Machar can no longer stake claim to captured territory. His men would have to go back to the bush. Corpses of the dead, civilian and military, pepper the countryside. Even so, in this moment of crisis, troops loyal to Machar are not daunted by the sheer scale of their imminent defeat.
South Sudan is in a parlous state of disarray. Machar's men are on the retreat, but their tactical retreat is informed by a vein of strategic planning. Riven by power struggles, Kiir's SPLM is not a particularly formidable force.
With resistance to the SPLM crumbling, Machar's men are straining to release two months of pent-up frustration and aggression. Amid the gloom of an approaching disaster, the chaotic slaughter appears to have begun.
With provincial strongholds of Machar's troops overrun, a bloody sack is expected to follow in the days to come. Machar got his first despairing glimpse of his terrible loss on the horizon in both Bor and Bentiu. Malakal still hangs in the balance.

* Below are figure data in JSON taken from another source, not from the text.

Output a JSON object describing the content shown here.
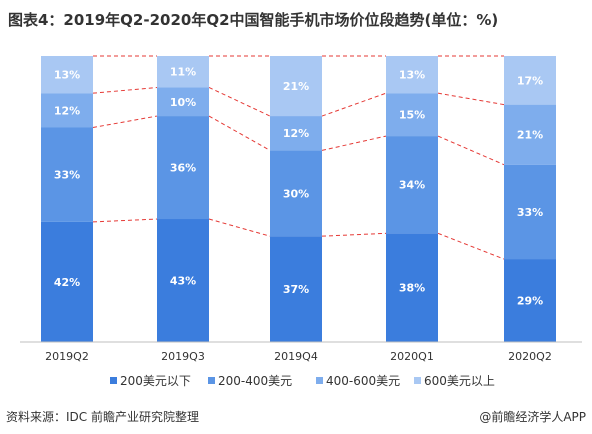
{
  "header": {
    "title": "图表4：2019年Q2-2020年Q2中国智能手机市场价位段趋势(单位：%)"
  },
  "footer": {
    "source": "资料来源：IDC 前瞻产业研究院整理",
    "brand": "@前瞻经济学人APP"
  },
  "colors": {
    "series": [
      "#3b7ddd",
      "#5b95e5",
      "#7eaded",
      "#a9c8f3"
    ],
    "connector": "#e53935",
    "axis": "#bfbfbf"
  },
  "chart_data": {
    "type": "bar",
    "stacked": true,
    "normalized_percent": true,
    "categories": [
      "2019Q2",
      "2019Q3",
      "2019Q4",
      "2020Q1",
      "2020Q2"
    ],
    "series": [
      {
        "name": "200美元以下",
        "values": [
          42,
          43,
          37,
          38,
          29
        ]
      },
      {
        "name": "200-400美元",
        "values": [
          33,
          36,
          30,
          34,
          33
        ]
      },
      {
        "name": "400-600美元",
        "values": [
          12,
          10,
          12,
          15,
          21
        ]
      },
      {
        "name": "600美元以上",
        "values": [
          13,
          11,
          21,
          13,
          17
        ]
      }
    ],
    "value_labels": [
      [
        "42%",
        "43%",
        "37%",
        "38%",
        "29%"
      ],
      [
        "33%",
        "36%",
        "30%",
        "34%",
        "33%"
      ],
      [
        "12%",
        "10%",
        "12%",
        "15%",
        "21%"
      ],
      [
        "13%",
        "11%",
        "21%",
        "13%",
        "17%"
      ]
    ],
    "title": "图表4：2019年Q2-2020年Q2中国智能手机市场价位段趋势(单位：%)",
    "ylim": [
      0,
      100
    ],
    "grid": false,
    "legend_position": "bottom",
    "connector_lines": "dashed red lines between adjacent bar segment boundaries"
  }
}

Kiir's successes on the battlefield broke the tide of Machar's martial momentum that has been building since December 2013.
Nevertheless, the tremendous work of unifying South Sudan through the subjugation of his adversaries, including Machar, remains hopelessly incomplete. Kiir's victory over the forces of Machar has not been absolute.
In the aftermath of the triumph of the Kiir camp, the door stands open to further political and military success. The huge loss of manpower in the past week left Machar's men in a state of extreme vulnerability. Their strongholds have been stripped of their garrisons.
Machar is now confronted with a momentous choice. Much of South Sudan's countryside has been subjugated by Kiir's forces, but as the dry season wanes it will become apparent that one or more final pushes towards conquest would be necessary before the onset of the rainy season when Machar's men might emerge from the jungle.